Here’s who John Addison said gets the breaks:
“The shaping events in your life, those moments that in hindsight prove to be crucial turning points, are often events that just seem to happen, out of the blue, the chance confluence of unpredictable circumstances. But the truth is, they don’t ‘just happen.’ Most times, they happen because you’re taking action in the direction of your why. You may not be able to plan the results, but that’s okay: If you keep moving forward, focusing on incremental improvement, you’ll put yourself in their path.
This is one of the most deceptively simple leadership secrets there is: keep moving forward. People won’t follow you if you’re sitting in the corner sucking your thumb and talking about how bad things are. They’ll only follow you if you’re going somewhere.”
The process begins with our decisions.
While there will always be exceptions, in large part, our lives are a reflection of our decisions. My mentor, Jim Rohn, said, “Success comes from a series of good decisions made over time, while failure comes from a series of poor decisions made over time.”
If we want to improve our lives, we must improve our decisions. It’s really that simple.
Every day, we make hundreds of little decisions, each influencing one or more areas of our lives. The good news is you know the right answer to 99% of those decisions. The bad news is most of them don’t bring immediate pleasure or rewards.
When you start making decisions to eat the foods you should and avoid those you shouldn’t, you will become healthier.
When you start exercising regularly because you know you should, you will have more energy, lose weight, and feel better about yourself.
When you start bringing more value to your place of work than you are being paid, new doors of opportunity will open.
When you start doing the little things to be a better spouse, your marriage will grow.
When you start focusing on the ways you can become a better parent, your relationship with your children will blossom.
When you start becoming a more responsible person, people’s respect for you will grow.
While I can’t guarantee many things, I can guarantee you this: if you focus on getting better EVERY day, life’s winds will begin blowing at your back.
Like everyone, you will face rough seas as you navigate through life, but if you build your life on a foundation of humility, character, and personal growth, you will survive life’s storms as a stronger person.

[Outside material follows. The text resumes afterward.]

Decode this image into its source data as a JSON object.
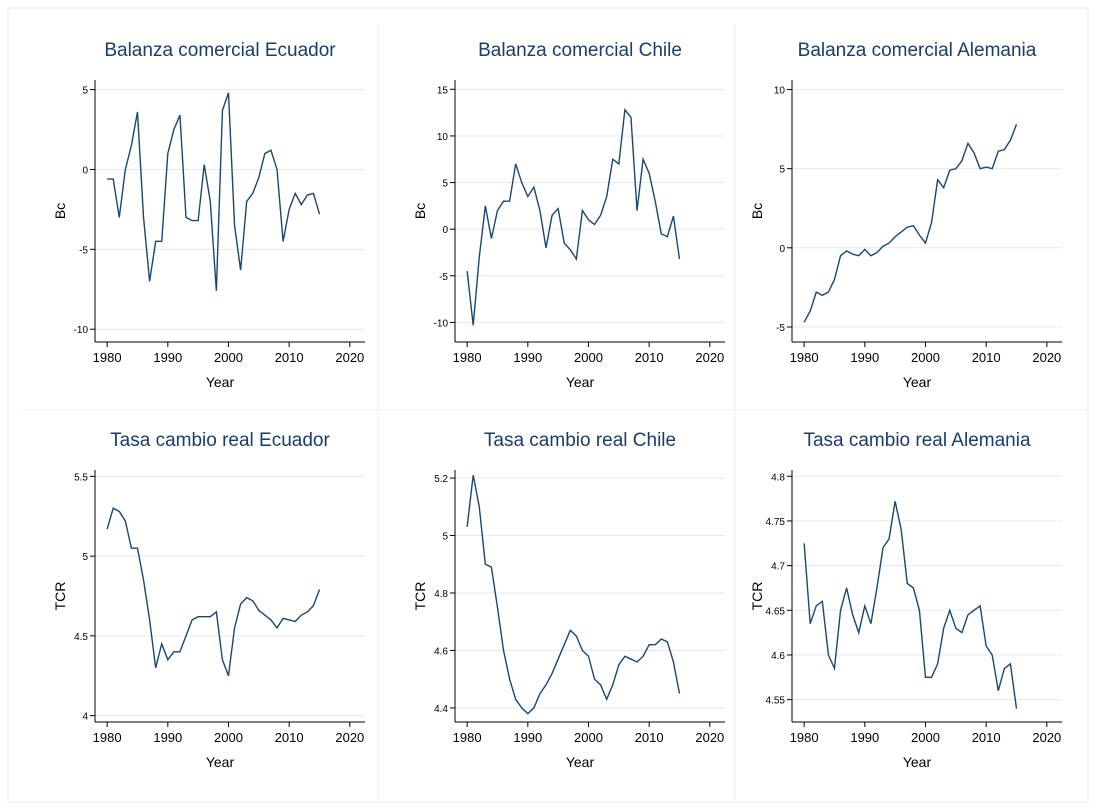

Let me challenge you to start being intentional about doing the little things each day that you know you should do, especially those you don’t want to do.
Each time you do something you would not have done previously, pat yourself on the back. Don’t look to others to congratulate you on your good decisions; instead, congratulate yourself. It’s your life!
As you continue to push yourself each day to get better, your self-confidence will begin to grow. As you start feeling better about the person you are becoming, you will be even more motivated to continue growing and getting better.
Life’s greatest rewards don’t go to those who are lucky. They go to those who have paid the price over many years.